Im Kern sind es ca. 45% Perlit, 55% Ferrit
gegl_Kern_x50.jpg

Der Stahl hat demnach einen C-Gehalt von ~45% * 0,8% = ~0,36%. Mit den Ergebnissen aus #157 bestünde die Welle aus einem 34CrMo4 oder einem Stahl ähnlicher Zusammensetzung (Kafo #154 👍).

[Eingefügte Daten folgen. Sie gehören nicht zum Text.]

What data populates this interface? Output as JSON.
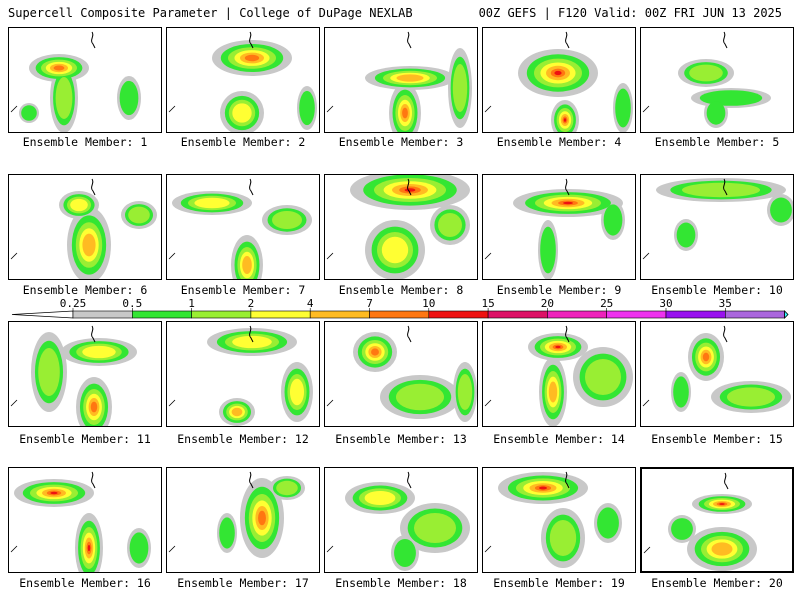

Es ist also kein Einsatzstahl, kein Nitrierstahl, sondern ein einsatzgehärteter Vergütungsstahl. Dass man sowas macht war mir neu, dem Kern noch etwas mehr Festigkeit zu geben als einem Einsatzstahl hat was. Nach dem Gesenkschmieden erfolgte wohl ein Randaufkohlen sowie eine gezielte Abkühlung zum Vergütungsgefüge und das wegen der C-Verteilung außen härter, innen zäher. Das hätte man dem DLE vielleicht nicht unbedingt zugetraut, aber vielleicht ist der Aufwand auch notwendig:

Mit nun endlich halbwegs bekanntem Werkstoff habe ich die Dauerfestigkeit der Welle abgeschätzt. Gegen Torsion und etwas Unwucht bleibt je nach Werkstoff und dessen Zustand und je nach Rechenvariante eine Sicherheit von 1,3 bis 2,5. Der Werkstoff ist also nicht wenig ausgelastet.
 

akafly

User
Der Querschnitt dieses 2. Schliffes liegt etwa 1 mm hinter dem 1. Schliff, in dem ja der Riss noch sichtbar war. Hier im 2. Schliff gibt’s den Riss immer noch. Nach der Gefügeumwandlung sieht man nun, dass die Rissflanken nur noch aus Ferrit bestehen [enthält 0,02%C]. Wow, wer hat da den Kohlenstoff geklaut?
gegl_Riss-Rand_2x5.jpg
gegl_Riss-Kern_2x5.jpg

Die Frage hat Kafo in #170 vorausahnend schon beantwortet, zumindest wüsste ich keine bessere Erklärung. Die Rissentkohlung spricht für eine Wasserstoffkorrosion. Vergütungsgefüge besteht u.a. aus feinst verteiltem Zementit (Fe3C). Der winzige Wasserstoff gelangt leicht ins Metallgefüge, löst C heraus und verschwindet mit ihm als Methan CH4. Der Stahl versprödet und das geschieht unter dynamischer Belastung umso schneller.